Language tutorseeks to openresource center


Melonie McLaurin | Daily Journal Orlando Molina has worked as an LEP teacher assistant and ESL parent-teacher liaison for Richmond County Schools. He has also worked as an ESL recruiter for Richmond Community College. His wife, Monica Molina, is a teacher for Richmond County Schools. Together, they want to start a multi-service project to support education in the county and connect residents with resources they need to succeed.

HAMLET — Assisting teachers. Translations and interpretations. Tutoring. Counseling. Orientation. Training. Teaching.

These are the skills Orlando Molina has provided for Richmond Community College and Richmond County Schools for more than 10 years. And if all goes well during a public hearing at Hamlet City Hall June 9, he and his wife, Monica Molina, will transform a property on U.S. 74 East currently zoned residential into a new venture designed to reach beyond the walls of area schools and offer services to all residents of Richmond County.

“It’s a multi-service business and it’s not going to be strictly called a school,” Molina said. “We want to provide translations, interpretations, English and Spanish classes and tutoring not just to Hispanics but to everybody in general. We can cover Richmond County and work with the community. We already work with RCC and the school system. My wife is a teacher for Richmond County Schools, so we know what they need, and with the experiences and gifts that we have, we can provide those needs.”

The idea, Molina said, is to integrate people who may not be aware of the resources available to them to help them become immersed in society.
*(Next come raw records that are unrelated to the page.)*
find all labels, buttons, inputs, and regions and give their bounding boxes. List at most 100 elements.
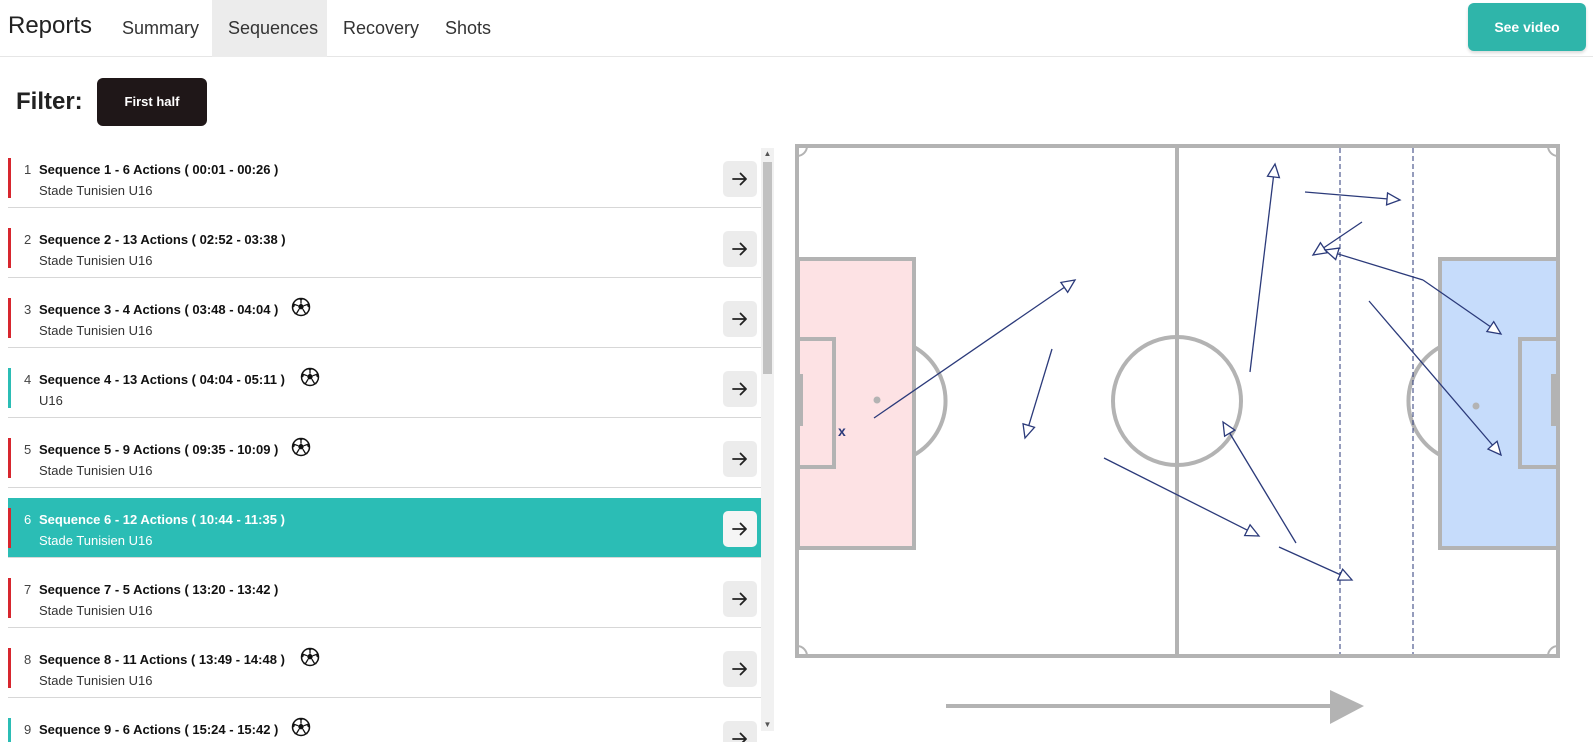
sequence-team: Stade Tunisien U16 — [39, 533, 153, 548]
arrow-right-icon — [732, 382, 747, 396]
arrow-right-icon — [732, 452, 747, 466]
team-color-bar — [8, 298, 11, 338]
action-arrow-line — [1337, 253, 1424, 281]
soccer-ball-icon — [300, 367, 320, 387]
sequence-team: Stade Tunisien U16 — [39, 183, 153, 198]
page-title: Reports — [8, 12, 93, 39]
arrow-right-icon — [732, 662, 747, 676]
arrow-right-icon — [732, 592, 747, 606]
open-sequence-button[interactable] — [723, 371, 757, 407]
team-color-bar — [8, 438, 11, 478]
first-half-filter-button[interactable]: First half — [97, 78, 207, 126]
open-sequence-button[interactable] — [723, 651, 757, 687]
sequence-title: Sequence 8 - 11 Actions ( 13:49 - 14:48 … — [39, 652, 285, 667]
action-arrow-head — [1266, 162, 1281, 179]
soccer-ball-icon — [291, 437, 311, 457]
sequence-number: 5 — [24, 442, 32, 457]
scroll-down-icon[interactable]: ▼ — [761, 719, 774, 731]
arrow-right-icon — [732, 312, 747, 326]
tab-sequences[interactable]: Sequences — [212, 0, 327, 57]
list-scrollbar[interactable]: ▲ ▼ — [761, 148, 774, 731]
sequence-title: Sequence 9 - 6 Actions ( 15:24 - 15:42 ) — [39, 722, 279, 737]
action-arrows — [873, 162, 1503, 581]
soccer-ball-icon — [300, 647, 320, 667]
tab-summary[interactable]: Summary — [106, 0, 215, 57]
team-color-bar — [8, 228, 11, 268]
team-color-bar — [8, 508, 11, 548]
filter-label: Filter: — [16, 88, 83, 115]
action-arrow-line — [1249, 176, 1275, 373]
attack-direction-arrow — [946, 690, 1364, 724]
sequence-row[interactable]: 1 Sequence 1 - 6 Actions ( 00:01 - 00:26 … — [8, 148, 769, 208]
arrow-right-icon — [732, 732, 747, 742]
sequence-row[interactable]: 4 Sequence 4 - 13 Actions ( 04:04 - 05:11… — [8, 358, 769, 418]
action-arrow-head — [1022, 422, 1036, 440]
sequence-number: 3 — [24, 302, 32, 317]
team-color-bar — [8, 368, 11, 408]
action-arrow-line — [1304, 191, 1388, 200]
scroll-thumb[interactable] — [763, 162, 772, 374]
sequence-title: Sequence 7 - 5 Actions ( 13:20 - 13:42 ) — [39, 582, 279, 597]
tab-recovery[interactable]: Recovery — [327, 0, 435, 57]
sequence-number: 4 — [24, 372, 32, 387]
team-color-bar — [8, 158, 11, 198]
own-penalty-area — [796, 257, 916, 550]
action-arrow-head — [1059, 279, 1077, 294]
sequence-title: Sequence 5 - 9 Actions ( 09:35 - 10:09 ) — [39, 442, 279, 457]
action-arrow-line — [1278, 546, 1341, 576]
sequence-team: U16 — [39, 393, 63, 408]
open-sequence-button[interactable] — [723, 161, 757, 197]
team-color-bar — [8, 718, 11, 742]
open-sequence-button[interactable] — [723, 301, 757, 337]
sequence-row[interactable]: 7 Sequence 7 - 5 Actions ( 13:20 - 13:42 … — [8, 568, 769, 628]
sequence-team: Stade Tunisien U16 — [39, 253, 153, 268]
soccer-ball-icon — [291, 297, 311, 317]
own-penalty-arc — [913, 345, 948, 457]
action-arrow-head — [1311, 241, 1329, 256]
sequence-row[interactable]: 9 Sequence 9 - 6 Actions ( 15:24 - 15:42 … — [8, 708, 769, 742]
sequence-number: 6 — [24, 512, 32, 527]
sequence-title: Sequence 4 - 13 Actions ( 04:04 - 05:11 … — [39, 372, 285, 387]
arrow-right-icon — [732, 172, 747, 186]
sequence-team: Stade Tunisien U16 — [39, 463, 153, 478]
sequence-number: 1 — [24, 162, 32, 177]
sequence-team: Stade Tunisien U16 — [39, 673, 153, 688]
action-arrow-head — [1243, 523, 1261, 537]
opponent-penalty-spot — [1472, 402, 1480, 410]
sequence-team: Stade Tunisien U16 — [39, 603, 153, 618]
action-arrow-head — [1336, 567, 1354, 581]
open-sequence-button[interactable] — [723, 511, 757, 547]
top-bar: Reports Summary Sequences Recovery Shots… — [0, 0, 1593, 57]
arrow-right-icon — [732, 522, 747, 536]
pitch-map: x — [795, 144, 1560, 658]
open-sequence-button[interactable] — [723, 441, 757, 477]
open-sequence-button[interactable] — [723, 231, 757, 267]
soccer-ball-icon — [291, 717, 311, 737]
open-sequence-button[interactable] — [723, 721, 757, 742]
sequence-number: 7 — [24, 582, 32, 597]
sequence-title: Sequence 2 - 13 Actions ( 02:52 - 03:38 … — [39, 232, 286, 247]
sequence-title: Sequence 3 - 4 Actions ( 03:48 - 04:04 ) — [39, 302, 279, 317]
action-arrow-head — [1323, 247, 1341, 261]
sequence-row[interactable]: 8 Sequence 8 - 11 Actions ( 13:49 - 14:48… — [8, 638, 769, 698]
sequence-row[interactable]: 2 Sequence 2 - 13 Actions ( 02:52 - 03:38… — [8, 218, 769, 278]
sequence-number: 2 — [24, 232, 32, 247]
action-arrow-line — [1323, 221, 1363, 249]
tab-shots[interactable]: Shots — [429, 0, 507, 57]
start-marker: x — [838, 423, 846, 439]
open-sequence-button[interactable] — [723, 581, 757, 617]
sequence-list: 1 Sequence 1 - 6 Actions ( 00:01 - 00:26 … — [8, 148, 769, 742]
sequence-team: Stade Tunisien U16 — [39, 323, 153, 338]
team-color-bar — [8, 648, 11, 688]
scroll-up-icon[interactable]: ▲ — [761, 148, 774, 160]
sequence-title: Sequence 6 - 12 Actions ( 10:44 - 11:35 … — [39, 512, 285, 527]
see-video-button[interactable]: See video — [1468, 3, 1586, 51]
sequence-row[interactable]: 6 Sequence 6 - 12 Actions ( 10:44 - 11:35… — [8, 498, 769, 558]
sequence-number: 8 — [24, 652, 32, 667]
sequence-row[interactable]: 5 Sequence 5 - 9 Actions ( 09:35 - 10:09 … — [8, 428, 769, 488]
sequence-row[interactable]: 3 Sequence 3 - 4 Actions ( 03:48 - 04:04 … — [8, 288, 769, 348]
sequence-title: Sequence 1 - 6 Actions ( 00:01 - 00:26 ) — [39, 162, 279, 177]
team-color-bar — [8, 578, 11, 618]
action-arrow-head — [1385, 191, 1402, 206]
action-arrow-line — [1028, 348, 1053, 426]
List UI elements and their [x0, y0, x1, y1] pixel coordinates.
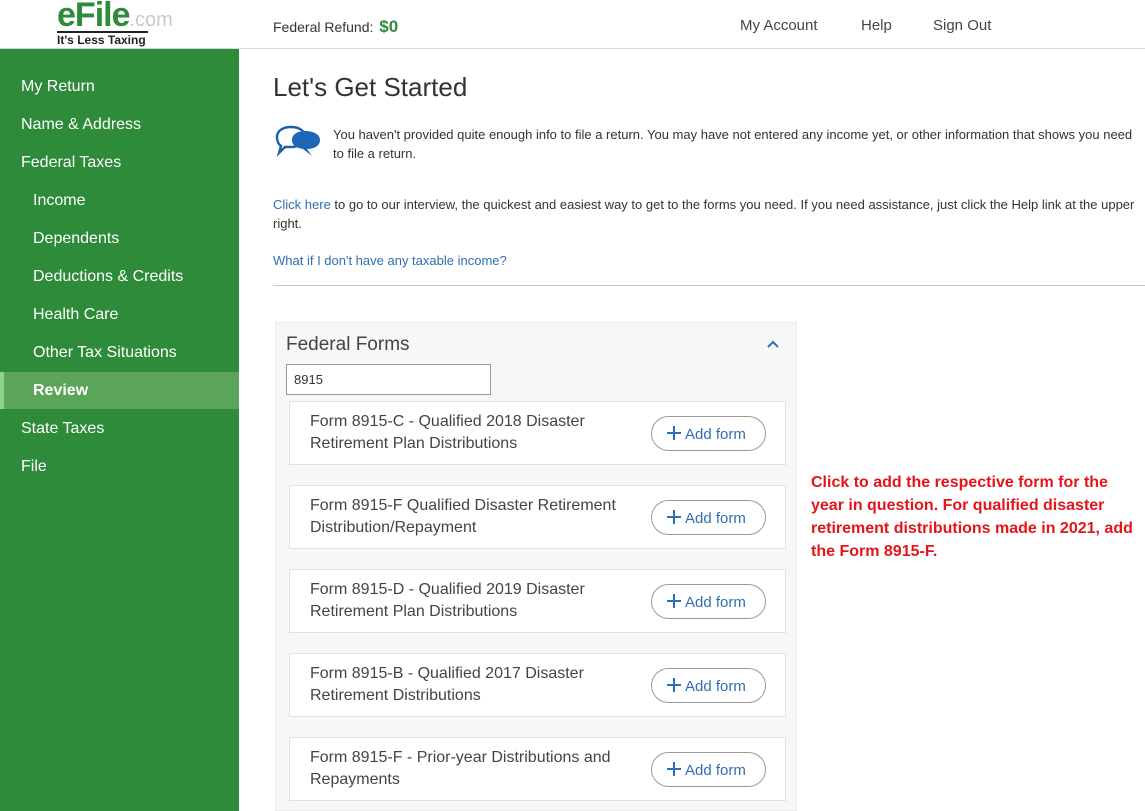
sidebar-item-my-return[interactable]: My Return [0, 69, 239, 105]
add-form-label: Add form [685, 678, 746, 695]
nav-my-account[interactable]: My Account [740, 17, 818, 34]
chat-bubbles-icon [275, 125, 320, 158]
add-form-button[interactable]: Add form [651, 668, 766, 703]
interview-paragraph-text: to go to our interview, the quickest and… [273, 197, 1135, 231]
annotation-callout: Click to add the respective form for the… [811, 474, 1133, 560]
chevron-up-icon[interactable] [765, 337, 781, 351]
plus-icon [667, 426, 681, 440]
federal-forms-title: Federal Forms [286, 334, 410, 355]
add-form-label: Add form [685, 426, 746, 443]
info-message: You haven't provided quite enough info t… [333, 127, 1133, 161]
add-form-button[interactable]: Add form [651, 416, 766, 451]
add-form-button[interactable]: Add form [651, 584, 766, 619]
refund-amount: $0 [379, 17, 399, 36]
sidebar-item-dependents[interactable]: Dependents [0, 221, 239, 257]
sidebar-item-other-tax-situations[interactable]: Other Tax Situations [0, 335, 239, 371]
sidebar-item-income[interactable]: Income [0, 183, 239, 219]
form-name: Form 8915-D - Qualified 2019 Disaster Re… [310, 581, 585, 620]
add-form-label: Add form [685, 510, 746, 527]
plus-icon [667, 594, 681, 608]
nav-help[interactable]: Help [861, 17, 892, 34]
page-title: Let's Get Started [273, 72, 468, 102]
add-form-label: Add form [685, 762, 746, 779]
sidebar-item-file[interactable]: File [0, 449, 239, 485]
form-row-8915f-prior-year: Form 8915-F - Prior-year Distributions a… [289, 737, 786, 801]
efile-logo[interactable]: eFile.com It's Less Taxing [57, 0, 187, 48]
interview-paragraph: Click here to go to our interview, the q… [273, 195, 1143, 233]
form-row-8915c: Form 8915-C - Qualified 2018 Disaster Re… [289, 401, 786, 465]
plus-icon [667, 678, 681, 692]
form-row-8915f: Form 8915-F Qualified Disaster Retiremen… [289, 485, 786, 549]
form-row-8915b: Form 8915-B - Qualified 2017 Disaster Re… [289, 653, 786, 717]
sidebar-item-federal-taxes[interactable]: Federal Taxes [0, 145, 239, 181]
add-form-button[interactable]: Add form [651, 752, 766, 787]
plus-icon [667, 510, 681, 524]
form-name: Form 8915-F Qualified Disaster Retiremen… [310, 497, 616, 536]
sidebar-item-health-care[interactable]: Health Care [0, 297, 239, 333]
federal-refund: Federal Refund: $0 [273, 17, 398, 37]
section-divider [273, 285, 1145, 286]
nav-sign-out[interactable]: Sign Out [933, 17, 991, 34]
form-name: Form 8915-B - Qualified 2017 Disaster Re… [310, 665, 584, 704]
logo-tagline: It's Less Taxing [57, 31, 148, 47]
top-header: eFile.com It's Less Taxing Federal Refun… [0, 0, 1145, 49]
form-search-input[interactable] [286, 364, 491, 395]
sidebar-item-review[interactable]: Review [0, 372, 239, 409]
logo-file: File [74, 0, 131, 34]
click-here-link[interactable]: Click here [273, 197, 331, 212]
form-name: Form 8915-F - Prior-year Distributions a… [310, 749, 611, 788]
no-taxable-income-link[interactable]: What if I don't have any taxable income? [273, 253, 507, 268]
logo-dotcom: .com [129, 9, 173, 31]
sidebar-item-deductions-credits[interactable]: Deductions & Credits [0, 259, 239, 295]
form-name: Form 8915-C - Qualified 2018 Disaster Re… [310, 413, 585, 452]
sidebar-item-state-taxes[interactable]: State Taxes [0, 411, 239, 447]
logo-e: e [57, 0, 76, 34]
refund-label: Federal Refund: [273, 19, 374, 35]
plus-icon [667, 762, 681, 776]
add-form-label: Add form [685, 594, 746, 611]
form-row-8915d: Form 8915-D - Qualified 2019 Disaster Re… [289, 569, 786, 633]
sidebar-item-name-address[interactable]: Name & Address [0, 107, 239, 143]
add-form-button[interactable]: Add form [651, 500, 766, 535]
sidebar: My Return Name & Address Federal Taxes I… [0, 49, 239, 811]
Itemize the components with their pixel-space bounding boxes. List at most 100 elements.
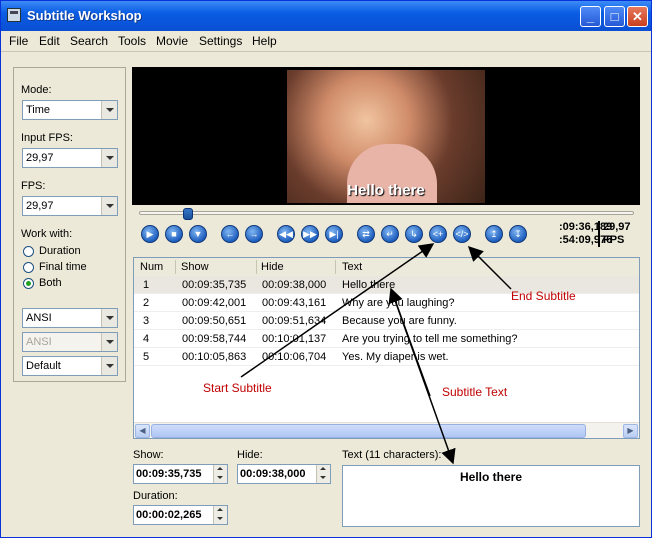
mode-panel: Mode: Time Input FPS: 29,97 FPS: 29,97 W…	[13, 67, 126, 382]
end-subtitle-annotation: End Subtitle	[511, 289, 576, 303]
charset-select[interactable]: ANSI	[22, 308, 118, 328]
hide-time-value: 00:09:38,000	[240, 468, 306, 480]
scroll-right-button[interactable]: ▶	[623, 424, 638, 438]
duration-spinner[interactable]	[213, 506, 227, 524]
row-show: 00:09:35,735	[182, 279, 247, 291]
input-fps-select[interactable]: 29,97	[22, 148, 118, 168]
radio-both-label[interactable]: Both	[39, 277, 62, 289]
style-select[interactable]: Default	[22, 356, 118, 376]
horizontal-scrollbar[interactable]: ◀ ▶	[134, 422, 639, 438]
radio-duration-label[interactable]: Duration	[39, 245, 81, 257]
back-button[interactable]: ←	[221, 225, 239, 243]
column-header-show[interactable]: Show	[181, 261, 209, 273]
seek-slider-thumb[interactable]	[182, 208, 193, 220]
menu-settings[interactable]: Settings	[199, 34, 242, 48]
app-icon	[7, 8, 21, 22]
rewind-button[interactable]: ◀◀	[277, 225, 295, 243]
scroll-left-button[interactable]: ◀	[135, 424, 150, 438]
radio-final-time-label[interactable]: Final time	[39, 261, 87, 273]
row-text: Why are you laughing?	[342, 297, 455, 309]
play-icon: ▶	[146, 229, 154, 239]
subtitle-text-editor[interactable]: Hello there	[342, 465, 640, 527]
radio-both[interactable]	[23, 278, 34, 289]
charset-secondary-value: ANSI	[26, 336, 52, 348]
start-subtitle-button[interactable]: <+	[429, 225, 447, 243]
row-text: Yes. My diaper is wet.	[342, 351, 449, 363]
next-subtitle-button[interactable]: ↳	[405, 225, 423, 243]
hide-time-input[interactable]: 00:09:38,000	[237, 464, 331, 484]
show-label: Show:	[133, 449, 164, 461]
table-row[interactable]: 4 00:09:58,744 00:10:01,137 Are you tryi…	[134, 330, 639, 348]
window-title: Subtitle Workshop	[27, 8, 142, 23]
work-with-label: Work with:	[21, 228, 73, 240]
table-row[interactable]: 5 00:10:05,863 00:10:06,704 Yes. My diap…	[134, 348, 639, 366]
end-subtitle-button[interactable]: </>	[453, 225, 471, 243]
set-end-button[interactable]: ↧	[509, 225, 527, 243]
show-time-input[interactable]: 00:09:35,735	[133, 464, 228, 484]
pause-button[interactable]: ▼	[189, 225, 207, 243]
stop-button[interactable]: ■	[165, 225, 183, 243]
close-icon: ✕	[632, 9, 643, 24]
chevron-down-icon[interactable]	[101, 149, 117, 167]
loop-button[interactable]: ⇄	[357, 225, 375, 243]
subtitle-list[interactable]: Num Show Hide Text 1 00:09:35,735 00:09:…	[133, 257, 640, 439]
chevron-down-icon[interactable]	[101, 357, 117, 375]
chevron-down-icon[interactable]	[101, 309, 117, 327]
seek-slider[interactable]	[139, 211, 634, 215]
menu-search[interactable]: Search	[70, 34, 108, 48]
title-bar[interactable]: Subtitle Workshop _ □ ✕	[1, 1, 651, 31]
row-show: 00:09:42,001	[182, 297, 247, 309]
skip-button[interactable]: ▶|	[325, 225, 343, 243]
duration-input[interactable]: 00:00:02,265	[133, 505, 228, 525]
mode-value: Time	[26, 104, 51, 116]
input-fps-value: 29,97	[26, 152, 54, 164]
menu-bar: File Edit Search Tools Movie Settings He…	[1, 31, 651, 52]
row-text: Because you are funny.	[342, 315, 457, 327]
mode-select[interactable]: Time	[22, 100, 118, 120]
play-button[interactable]: ▶	[141, 225, 159, 243]
row-show: 00:09:58,744	[182, 333, 247, 345]
fps-select[interactable]: 29,97	[22, 196, 118, 216]
table-row[interactable]: 3 00:09:50,651 00:09:51,634 Because you …	[134, 312, 639, 330]
menu-tools[interactable]: Tools	[118, 34, 146, 48]
video-frame[interactable]: Hello there	[287, 70, 485, 203]
column-header-num[interactable]: Num	[140, 261, 163, 273]
menu-movie[interactable]: Movie	[156, 34, 188, 48]
fps-readout-value: 29,97	[603, 221, 631, 233]
set-end-icon: ↧	[514, 229, 522, 239]
charset-value: ANSI	[26, 312, 52, 324]
chevron-down-icon[interactable]	[101, 101, 117, 119]
subtitle-text-value: Hello there	[459, 470, 522, 484]
duration-label: Duration:	[133, 490, 178, 502]
menu-help[interactable]: Help	[252, 34, 277, 48]
scrollbar-thumb[interactable]	[151, 424, 586, 438]
column-header-text[interactable]: Text	[342, 261, 362, 273]
video-panel[interactable]: Hello there	[132, 67, 640, 205]
chevron-down-icon	[101, 333, 117, 351]
duration-value: 00:00:02,265	[136, 509, 202, 521]
forward-button[interactable]: →	[245, 225, 263, 243]
radio-duration[interactable]	[23, 246, 34, 257]
fast-forward-button[interactable]: ▶▶	[301, 225, 319, 243]
row-num: 5	[143, 351, 150, 363]
column-header-hide[interactable]: Hide	[261, 261, 284, 273]
time-readout: :09:36,189 :54:09,976	[559, 221, 612, 247]
close-button[interactable]: ✕	[627, 6, 648, 27]
chevron-down-icon[interactable]	[101, 197, 117, 215]
radio-final-time[interactable]	[23, 262, 34, 273]
maximize-button[interactable]: □	[604, 6, 625, 27]
rewind-icon: ◀◀	[279, 229, 293, 239]
set-start-icon: ↥	[490, 229, 498, 239]
previous-subtitle-button[interactable]: ↵	[381, 225, 399, 243]
menu-file[interactable]: File	[9, 34, 28, 48]
row-num: 1	[143, 279, 150, 291]
hide-time-spinner[interactable]	[316, 465, 330, 483]
show-time-spinner[interactable]	[213, 465, 227, 483]
row-num: 4	[143, 333, 150, 345]
minimize-button[interactable]: _	[580, 6, 601, 27]
menu-edit[interactable]: Edit	[39, 34, 60, 48]
return-icon: ↵	[386, 229, 394, 239]
row-num: 3	[143, 315, 150, 327]
set-start-button[interactable]: ↥	[485, 225, 503, 243]
input-fps-label: Input FPS:	[21, 132, 73, 144]
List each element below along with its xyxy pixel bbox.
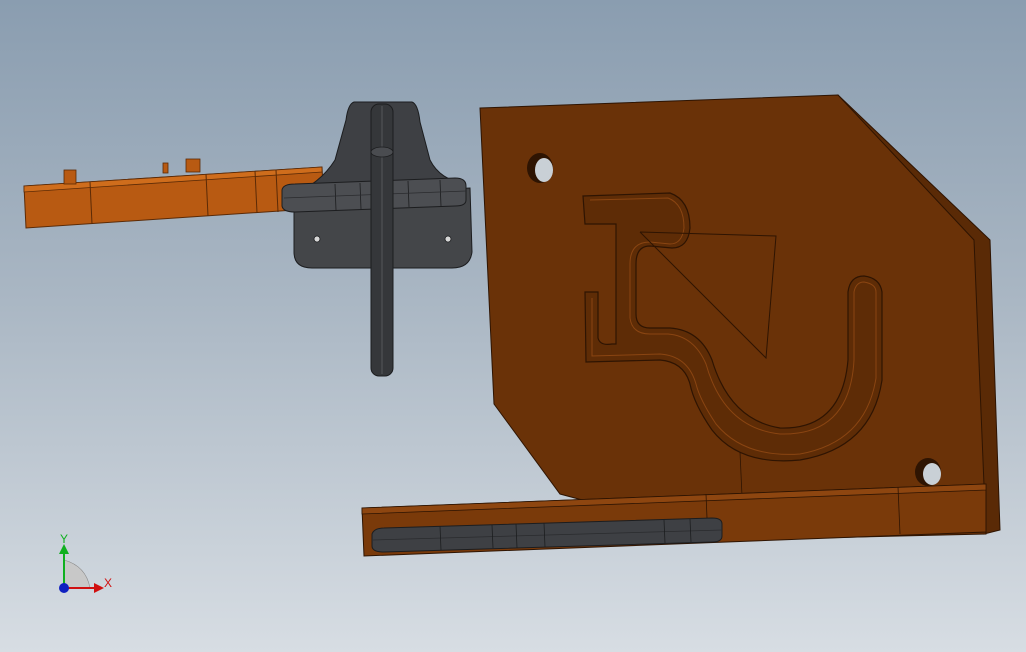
main-plate[interactable] [479,94,1001,541]
y-axis-label: Y [60,532,68,546]
cad-scene[interactable]: Y X [0,0,1026,652]
triad-plane-icon [63,559,91,589]
left-slide-block[interactable] [23,158,325,229]
x-axis-label: X [104,576,112,590]
screw-hole-left [313,235,321,243]
3d-model-viewport[interactable]: Y X [0,0,1026,652]
axis-triad: Y X [59,532,112,593]
clamp-assembly[interactable] [281,101,473,377]
screw-hole-right [444,235,452,243]
z-axis-dot [59,583,69,593]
He said he wants to integrate people “to become successful citizens to the benefit of the entire community.”

“We can connect them with RCC and others, too,” he said. “We don’t want to disconnect from the public school system but as we continue to work with them, we can provide children and adults all the resources they need to be integrated productively into the community.”

One of the benefits of the type of resource center the Molinas want to open is the provision of education to much smaller groups of students than the often crowded classrooms of their primary sources of education.

“Our goal is to provide small groups of students, not a large number,” he said. “We have in mind to start a group of basic classes, progress through intermediate and on to advanced classes whether Spanish or English.”

Molina said from the very first meeting with Hamlet and Richmond County officials, he has received immense support and encouragement to transform the idea into a reality.

“My wife and I have worked with teachers and the public consistently, and worked for RCC and in the school system and we have seen how it works,” he said. “They want to see all those students in a better place, ready not just for high school but also for college and universities. Like us, this community understands that education is the key to progress and the way for people to have a better future for their children.”

Molina said the project will be an expensive one to start, but he feels confident about a number of options available to him and his wife.

“It will cost a lot of money,” he said. “We were thinking to renovate a small, little house we have in Hamlet, but under code, we cannot use it for that. We can use it for an office, but lot No. 2 — the place we want to use as the business — our plan is to bring a modular building through the school system, and we have other options as well.”

Molina said in the beginning, he and his wife will run the center.

“Later, we will keep adding people we know from the community. Volunteers would be excellent too, perhaps in trade for classes,” he said.

Although classes in English and Spanish and tutoring will be available, Molina wants to emphasize that it is not a school he wishes to open.

“It’s a multi-service project, as we said to the city of Hamlet and Richmond County,” he explained. “And it is not addressed only to Hispanics, but the people in general. To everyone. One thing we learned this year through different school systems, when parents work at home with their children before they start Pre-K, they have much better results. But when parents start to help their children once Pre-K has begun, we can offer those parents the resources they need to help and then from there to the higher grades. We give them the strong foundation and the confidence they need to help their children succeed.”

The public hearing will take place at 7 p.m. June 9 in the council chambers at Hamlet City Hall on 201 Main St.